Comment on peut prévenir l’abus du pouvoir.

C’est une expérience éternelle, dit l’auteur de l’Esprit des loix, liv. XI, chap. 4, que tout homme qui a du pouvoir est porté à en abuser ; il va jusqu’à ce qu’il trouve des limites. Qui le diroit ! La vertu même a besoin de limites.

Pour qu’on ne puisse abuser du pouvoir, continue Montesquieu, il faut que, par la disposition des choses, le pouvoir arrête le pouvoir ; c’est-à-dire, qu’il faut que, par la constitution ou les loix fondamentales de l’état, les pouvoirs remis, chacun en différentes mains, se tempèrent, se répriment, se balancent les uns les autres, & trouvent mutuellement un frein capable de les arrêter ; ils doivent se surveiller, & ne se réunir que pour concourir unanimement au bien de l’état. Mais si tous les pouvoirs sont dans une même main ; si la même personne ou le même corps de magistrature a toute la puissance souveraine ; s’il réunit la puissance législative & la puissance exécutrice, qui l’empêchera d’abuser de ce pouvoir absolu ? qui l’empêchera de faire des loix tyranniques pour les exécuter tyranniquement ? L’abus est encore bien plus à craindre, lorsque la puissance de juger n’est pas séparée de la puissance législative & de l’exécutrice ; le juge alors législateur peut devenir oppresseur, par le vice même de la constitution, qui n’a point établi de force réprimante capable d’arrêter ses desseins tyranniques.
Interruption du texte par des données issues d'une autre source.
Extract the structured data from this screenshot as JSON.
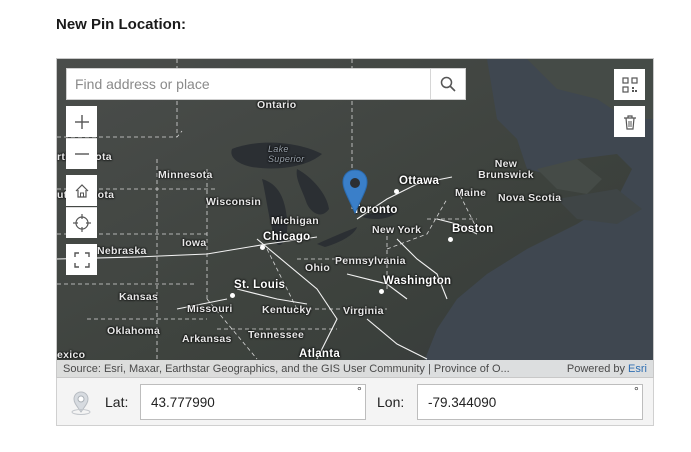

Si, dans la plupart des états de l’Europe, le gouvernement est modéré, c’est à la répartition convenable &, à l’équilibre des pouvoirs qu’on en est redevable.

Abus de la confiance & de la faveur des rois. Les hommes, toujours aveugles, ne songent guères au temps où ils peuvent se trouver dans le malheur, & les grands oublient tous que leur grandeur peut cesser. Il semble que ce soit une espèce de malédiction attachée au pouvoir, que la vanité & l’entêtement ; comme s’il étoit possible & même facile de fixer l’inconstance de la fortune, & de s’assurer du bonheur durant un certain nombre d’années. D’après cette confiance insensée, ceux qui sont en place agissent quelquefois avec autant d’hardiesse & d’audace, que si leur autorité ne devoit jamais finir, & comme s’ils étoient sûrs de ne point éprouver de disgraces. On ne peut expliquer d’une autre manière la conduite de ces ministres qui travaillèrent à avilir & éluder les loix, à diminuer de plus en plus la liberté des peuples, & qui formèrent des plans de gouvernement arbitraire. Se seroient-ils permis des violences tyranniques, s’ils avoient réfléchi qu’ils partageroient peut-être un jour l’oppression commune ?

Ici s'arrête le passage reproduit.